Department of Pathology and Laboratory Medicine, University of Texas Health Science Center at San Antonio, TX, USA.
Department of Laboratory Medicine and Pathology, Mayo Clinic, Rochester, Minnesota, USA.
Semin Diagn Pathol. 2024 Mar;41(2):88-94. doi: 10.1053/j.semdp.2023.12.001. Epub 2023 Dec 20.
IgG4-related kidney disease (IgG4-RKD) encompasses all forms of kidney disease that are part of IgG4-related disease (IgG4-RD). First recognized as IgG4-related tubulointerstitial nephritis (IgG4-TIN), and then IgG4-related membranous glomerulonephritis (IgG4-MGN), we now recognize additional patterns of interstitial nephritis, glomerular disease, and vascular disease that can be seen as part of IgG4-RKD. The clinical presentation is variable and can include acute or chronic kidney injury, proteinuria or nephrotic syndrome, mass lesion(s), and obstruction. While usually associated with other organ involvement by IgG4-RD, kidney-alone involvement is present in approximately 20 % of IgG4-RKD. Compared to IgG4-RD overall, patients with IgG4-RKD are more likely to show increased serum IgG4 or IgG, and more likely to have hypocomplementemia. In this review, we extensively cover other types of autoimmune and plasma cell-rich interstitial nephritis, mass forming inflammatory diseases of the kidney, and other mimics of IgG4-TIN, in particular ANCA-associated disease.

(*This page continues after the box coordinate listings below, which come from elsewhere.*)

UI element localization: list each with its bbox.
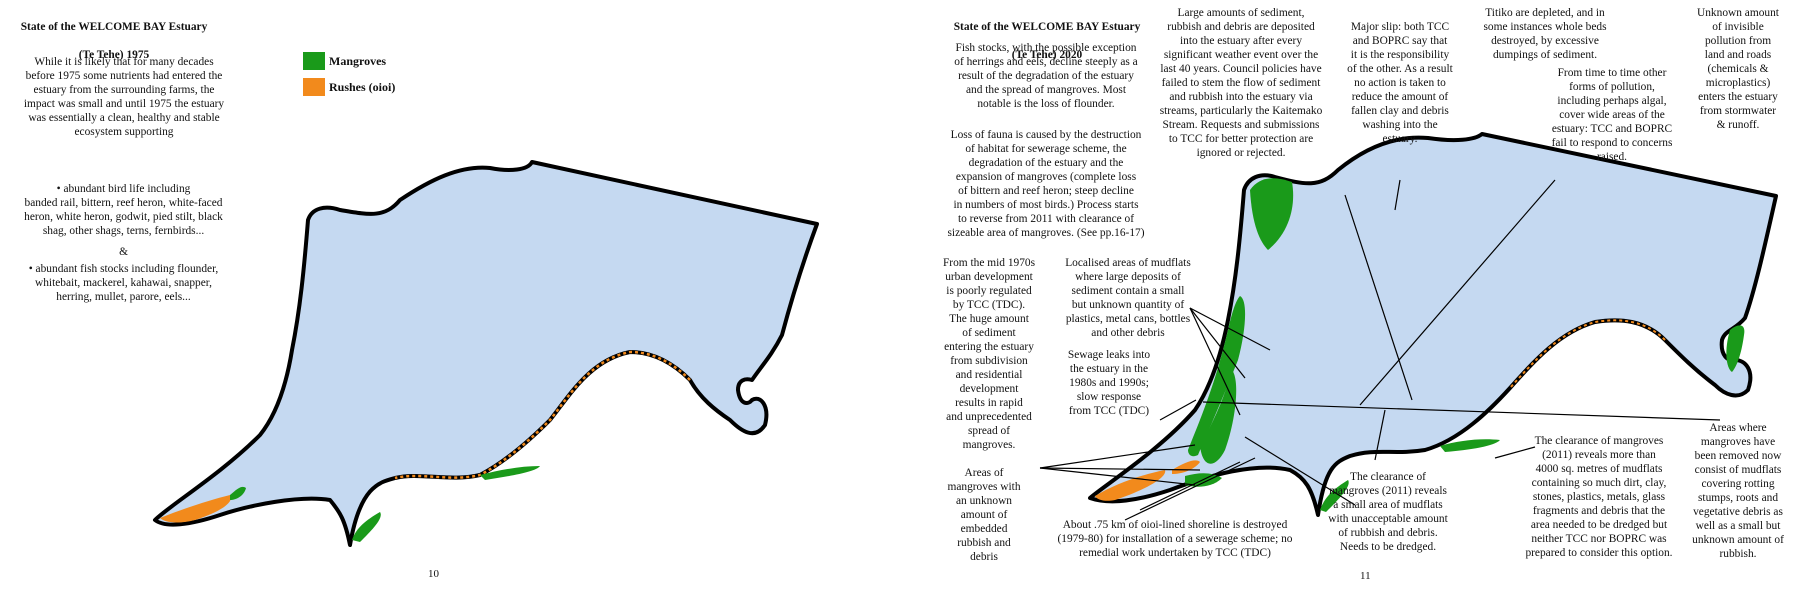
annotation-clearance-4000: The clearance of mangroves (2011) reveal…: [1525, 435, 1673, 559]
rushes-2020-shoreline: [1509, 319, 1666, 389]
right-title-line2: (Te Tehe) 2020: [1011, 49, 1083, 61]
open-sea-boundary-2020: [1481, 132, 1777, 198]
mangroves-2020-bay: [1440, 439, 1500, 452]
mangroves-2020-west-strip: [1188, 296, 1246, 457]
annotation-algal-pollution: From time to time other forms of polluti…: [1551, 67, 1673, 163]
mangroves-1975-bay: [480, 466, 540, 480]
annotation-fish-stocks: Fish stocks, with the possible exception…: [954, 42, 1138, 110]
estuary-map-1975: [153, 160, 819, 547]
left-page-number: 10: [428, 568, 439, 580]
annotation-titiko: Titiko are depleted, and in some instanc…: [1483, 7, 1607, 61]
mangroves-1975-south: [352, 512, 381, 542]
annotation-clearance-small: The clearance of mangroves (2011) reveal…: [1328, 471, 1448, 553]
annotation-leader-lines: [1039, 179, 1721, 521]
left-title-line1: State of the WELCOME BAY Estuary: [20, 21, 208, 33]
estuary-map-2020: [1039, 132, 1778, 521]
mangroves-2020-northwest: [1250, 178, 1294, 250]
left-ampersand: &: [119, 246, 128, 258]
annotation-embedded-rubbish: Areas of mangroves with an unknown amoun…: [947, 467, 1021, 563]
rushes-1975-shoreline: [394, 350, 691, 480]
right-title-line1: State of the WELCOME BAY Estuary: [953, 21, 1141, 33]
left-fish-bullet: • abundant fish stocks including flounde…: [28, 263, 219, 303]
annotation-unknown-pollution: Unknown amount of invisible pollution fr…: [1697, 7, 1779, 131]
mangroves-1975-west: [230, 486, 246, 500]
annotation-sediment-deposits: Large amounts of sediment, rubbish and d…: [1159, 7, 1323, 159]
annotation-major-slip: Major slip: both TCC and BOPRC say that …: [1347, 21, 1453, 145]
right-page-number: 11: [1360, 570, 1371, 582]
open-sea-boundary-1975: [531, 160, 818, 226]
annotation-oioi-destroyed: About .75 km of oioi-lined shoreline is …: [1057, 519, 1293, 559]
mangroves-2020-east-arm: [1726, 325, 1745, 372]
annotation-urban-development: From the mid 1970s urban development is …: [942, 257, 1036, 451]
annotation-loss-of-fauna: Loss of fauna is caused by the destructi…: [947, 129, 1145, 239]
left-title: State of the WELCOME BAY Estuary (Te Teh…: [14, 6, 214, 76]
annotation-localised-mudflats: Localised areas of mudflats where large …: [1065, 257, 1191, 339]
rushes-2020-west: [1095, 470, 1166, 501]
legend-rushes-label: Rushes (oioi): [329, 80, 396, 94]
estuary-water-1975: [153, 160, 819, 547]
right-title: State of the WELCOME BAY Estuary (Te Teh…: [942, 6, 1152, 76]
rushes-2020-tip: [1172, 460, 1200, 474]
legend-mangroves-swatch: [303, 52, 325, 70]
rushes-1975-west: [160, 495, 231, 523]
legend-rushes-swatch: [303, 78, 325, 96]
mangroves-2020-inner: [1200, 370, 1237, 464]
legend-mangroves-label: Mangroves: [329, 54, 387, 68]
left-bird-bullet: • abundant bird life including banded ra…: [24, 183, 223, 237]
left-intro: While it is likely that for many decades…: [23, 56, 225, 138]
annotation-sewage-leaks: Sewage leaks into the estuary in the 198…: [1067, 349, 1151, 417]
annotation-mangroves-removed: Areas where mangroves have been removed …: [1692, 422, 1784, 560]
left-title-line2: (Te Tehe) 1975: [78, 49, 150, 61]
mangroves-2020-south: [1320, 480, 1349, 512]
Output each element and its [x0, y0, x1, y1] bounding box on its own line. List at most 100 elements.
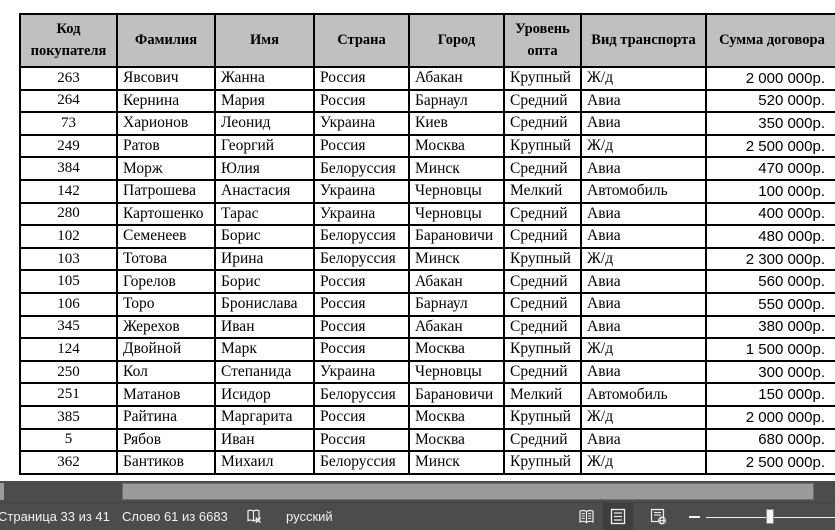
table-cell[interactable]: Москва	[408, 337, 505, 362]
table-cell[interactable]: Средний	[503, 314, 582, 340]
table-cell[interactable]: 385	[19, 404, 118, 430]
table-cell[interactable]: 105	[19, 269, 118, 294]
table-cell[interactable]: Борис	[214, 269, 315, 294]
table-cell[interactable]: 520 000р.	[705, 88, 835, 114]
table-cell[interactable]: Ратов	[116, 133, 216, 159]
table-cell[interactable]: Средний	[503, 111, 582, 136]
table-cell[interactable]: Минск	[408, 246, 505, 272]
table-cell[interactable]: Явсович	[116, 66, 216, 91]
table-cell[interactable]: Абакан	[408, 66, 505, 91]
table-cell[interactable]: 2 000 000р.	[705, 66, 835, 91]
table-cell[interactable]: Семенеев	[116, 224, 216, 249]
table-cell[interactable]: 350 000р.	[705, 111, 835, 136]
table-cell[interactable]: Минск	[408, 156, 505, 181]
table-cell[interactable]: Россия	[313, 66, 410, 91]
table-cell[interactable]: Бантиков	[116, 450, 216, 475]
table-cell[interactable]: Леонид	[214, 111, 315, 136]
table-cell[interactable]: Анастасия	[214, 178, 315, 204]
table-cell[interactable]: 251	[19, 382, 118, 407]
table-cell[interactable]: Иван	[214, 314, 315, 340]
table-cell[interactable]: Москва	[408, 133, 505, 159]
table-cell[interactable]: 384	[19, 156, 118, 181]
table-cell[interactable]: 400 000р.	[705, 201, 835, 227]
table-cell[interactable]: Украина	[313, 359, 410, 385]
table-cell[interactable]: Ирина	[214, 246, 315, 272]
column-header[interactable]: Код покупателя	[19, 13, 118, 68]
table-cell[interactable]: Ж/д	[580, 246, 707, 272]
table-cell[interactable]: Москва	[408, 427, 505, 453]
table-cell[interactable]: Украина	[313, 111, 410, 136]
table-cell[interactable]: Жанна	[214, 66, 315, 91]
column-header[interactable]: Сумма договора	[705, 13, 835, 68]
table-cell[interactable]: Жерехов	[116, 314, 216, 340]
table-cell[interactable]: 5	[19, 427, 118, 453]
table-cell[interactable]: Ж/д	[580, 133, 707, 159]
table-cell[interactable]: 124	[19, 337, 118, 362]
table-cell[interactable]: Автомобиль	[580, 382, 707, 407]
column-header[interactable]: Фамилия	[116, 13, 216, 68]
table-cell[interactable]: Морж	[116, 156, 216, 181]
table-cell[interactable]: Крупный	[503, 450, 582, 475]
table-cell[interactable]: Белоруссия	[313, 156, 410, 181]
table-cell[interactable]: Россия	[313, 291, 410, 317]
table-cell[interactable]: Авиа	[580, 201, 707, 227]
table-cell[interactable]: Средний	[503, 359, 582, 385]
table-cell[interactable]: 264	[19, 88, 118, 114]
table-cell[interactable]: Средний	[503, 201, 582, 227]
proofing-errors-icon[interactable]	[245, 508, 263, 526]
table-cell[interactable]: Мелкий	[503, 382, 582, 407]
table-cell[interactable]: Средний	[503, 224, 582, 249]
table-cell[interactable]: Абакан	[408, 314, 505, 340]
table-cell[interactable]: 2 300 000р.	[705, 246, 835, 272]
horizontal-scrollbar[interactable]	[0, 481, 835, 503]
table-cell[interactable]: Средний	[503, 291, 582, 317]
table-cell[interactable]: Матанов	[116, 382, 216, 407]
table-cell[interactable]: 250	[19, 359, 118, 385]
column-header[interactable]: Уровень опта	[503, 13, 582, 68]
table-cell[interactable]: Тарас	[214, 201, 315, 227]
table-cell[interactable]: Маргарита	[214, 404, 315, 430]
table-cell[interactable]: Бронислава	[214, 291, 315, 317]
table-cell[interactable]: Средний	[503, 427, 582, 453]
table-cell[interactable]: 2 500 000р.	[705, 133, 835, 159]
table-cell[interactable]: Абакан	[408, 269, 505, 294]
table-cell[interactable]: Двойной	[116, 337, 216, 362]
table-cell[interactable]: Москва	[408, 404, 505, 430]
table-cell[interactable]: 380 000р.	[705, 314, 835, 340]
table-cell[interactable]: Крупный	[503, 337, 582, 362]
table-cell[interactable]: Райтина	[116, 404, 216, 430]
table-cell[interactable]: Барановичи	[408, 224, 505, 249]
column-header[interactable]: Город	[408, 13, 505, 68]
table-cell[interactable]: 103	[19, 246, 118, 272]
table-cell[interactable]: 106	[19, 291, 118, 317]
table-cell[interactable]: Борис	[214, 224, 315, 249]
table-cell[interactable]: Крупный	[503, 133, 582, 159]
document-page[interactable]: Код покупателя Фамилия Имя Страна Город Урове…	[0, 0, 835, 481]
table-cell[interactable]: Средний	[503, 269, 582, 294]
table-cell[interactable]: Авиа	[580, 359, 707, 385]
table-cell[interactable]: Кернина	[116, 88, 216, 114]
table-cell[interactable]: Юлия	[214, 156, 315, 181]
table-cell[interactable]: 150 000р.	[705, 382, 835, 407]
table-cell[interactable]: Торо	[116, 291, 216, 317]
table-cell[interactable]: Авиа	[580, 427, 707, 453]
table-cell[interactable]: 280	[19, 201, 118, 227]
table-cell[interactable]: Черновцы	[408, 359, 505, 385]
table-cell[interactable]: Минск	[408, 450, 505, 475]
table-cell[interactable]: Барнаул	[408, 291, 505, 317]
table-cell[interactable]: Барановичи	[408, 382, 505, 407]
scroll-left-button[interactable]	[0, 483, 4, 500]
table-cell[interactable]: 680 000р.	[705, 427, 835, 453]
table-cell[interactable]: 100 000р.	[705, 178, 835, 204]
table-cell[interactable]: Картошенко	[116, 201, 216, 227]
table-cell[interactable]: 470 000р.	[705, 156, 835, 181]
table-cell[interactable]: Россия	[313, 337, 410, 362]
table-cell[interactable]: Ж/д	[580, 337, 707, 362]
page-indicator[interactable]: Страница 33 из 41	[0, 509, 110, 524]
table-cell[interactable]: Россия	[313, 427, 410, 453]
table-cell[interactable]: Исидор	[214, 382, 315, 407]
table-cell[interactable]: Крупный	[503, 404, 582, 430]
language-indicator[interactable]: русский	[286, 509, 333, 524]
table-cell[interactable]: Степанида	[214, 359, 315, 385]
table-cell[interactable]: Россия	[313, 269, 410, 294]
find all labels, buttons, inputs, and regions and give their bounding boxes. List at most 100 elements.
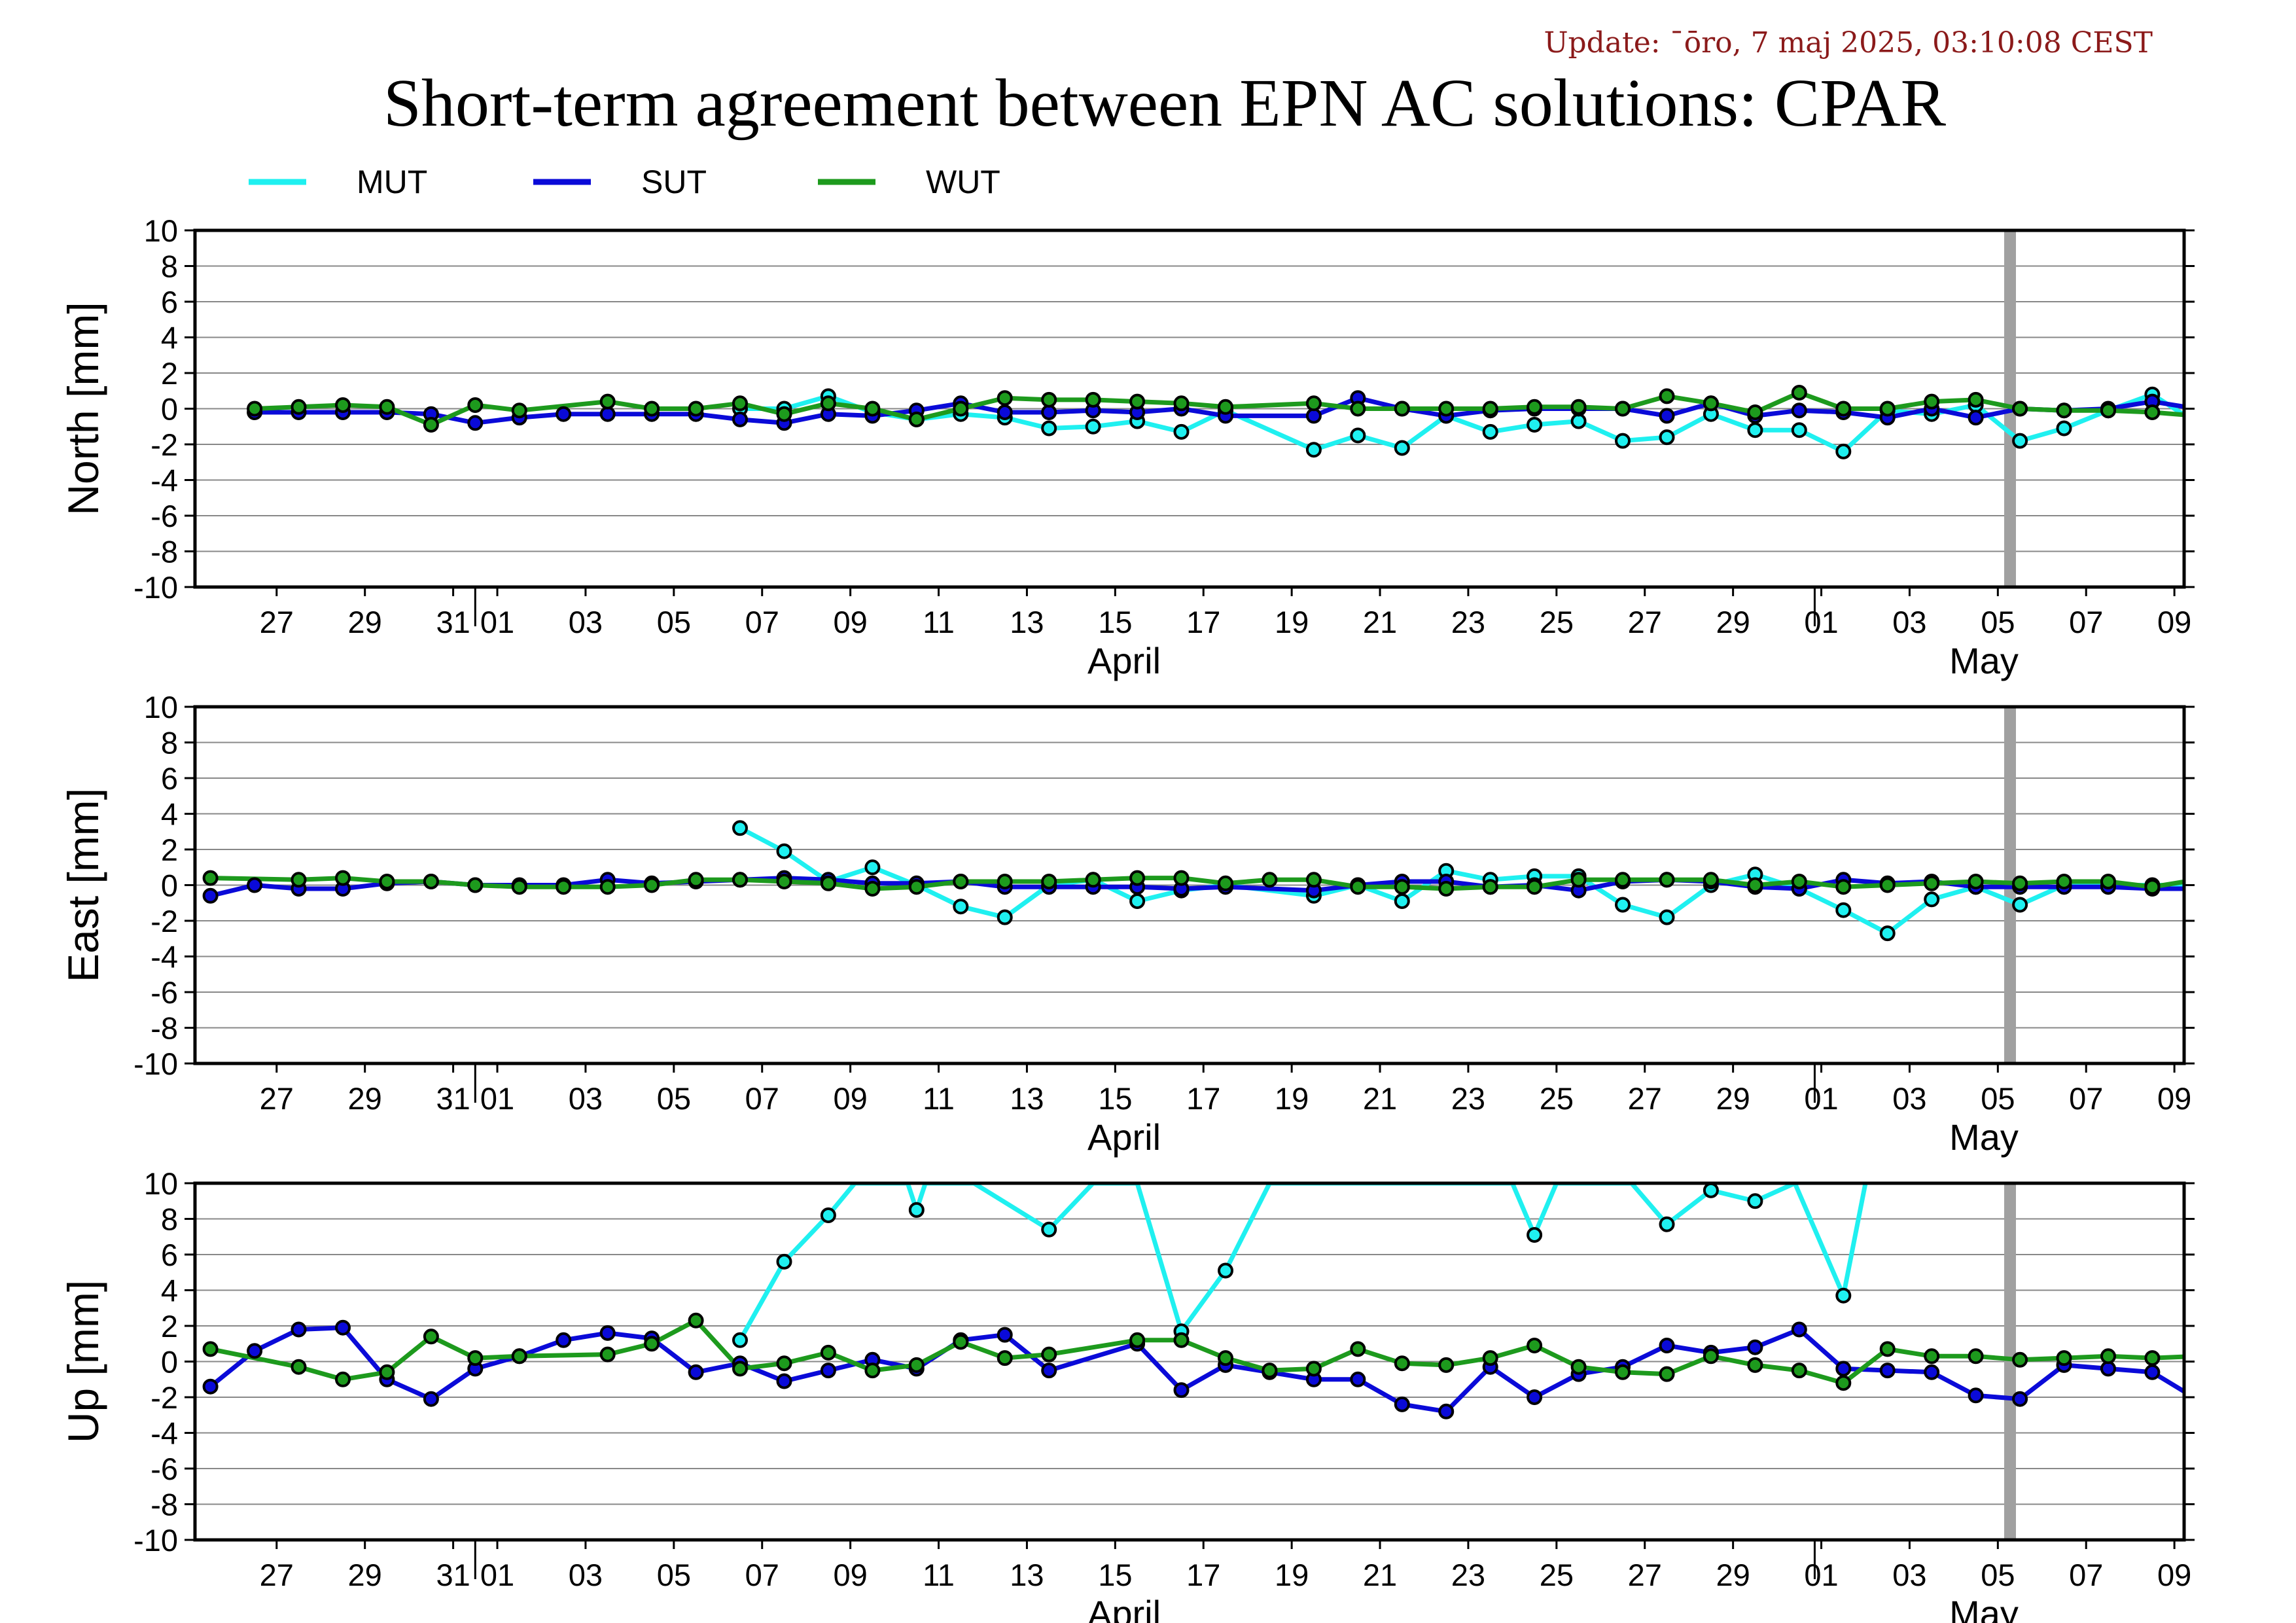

IgG4 相关肾脏疾病(IgG4-RKD)包括所有形式的肾脏疾病,这些疾病都是 IgG4 相关疾病(IgG4-RD)的一部分。首先被认为是 IgG4 相关肾小管间质性肾炎(IgG4-TIN),然后是 IgG4 相关膜性肾小球肾炎(IgG4-MGN),我们现在认识到其他形式的间质性肾炎、肾小球疾病和血管疾病,这些都可以被视为 IgG4-RKD 的一部分。临床表现多种多样,可包括急性或慢性肾损伤、蛋白尿或肾病综合征、肿块病变和梗阻。虽然通常与 IgG4-RD 的其他器官受累有关,但 IgG4-RKD 中约有 20%的患者仅肾脏受累。与 IgG4-RD 整体相比,IgG4-RKD 患者更有可能出现血清 IgG4 或 IgG 升高,更有可能出现低补体血症。在这篇综述中,我们广泛涵盖了其他类型的自身免疫性和浆细胞丰富性间质性肾炎、形成肿块的肾脏炎症性疾病以及 IgG4-TIN 的其他类似物,特别是 ANCA 相关性疾病。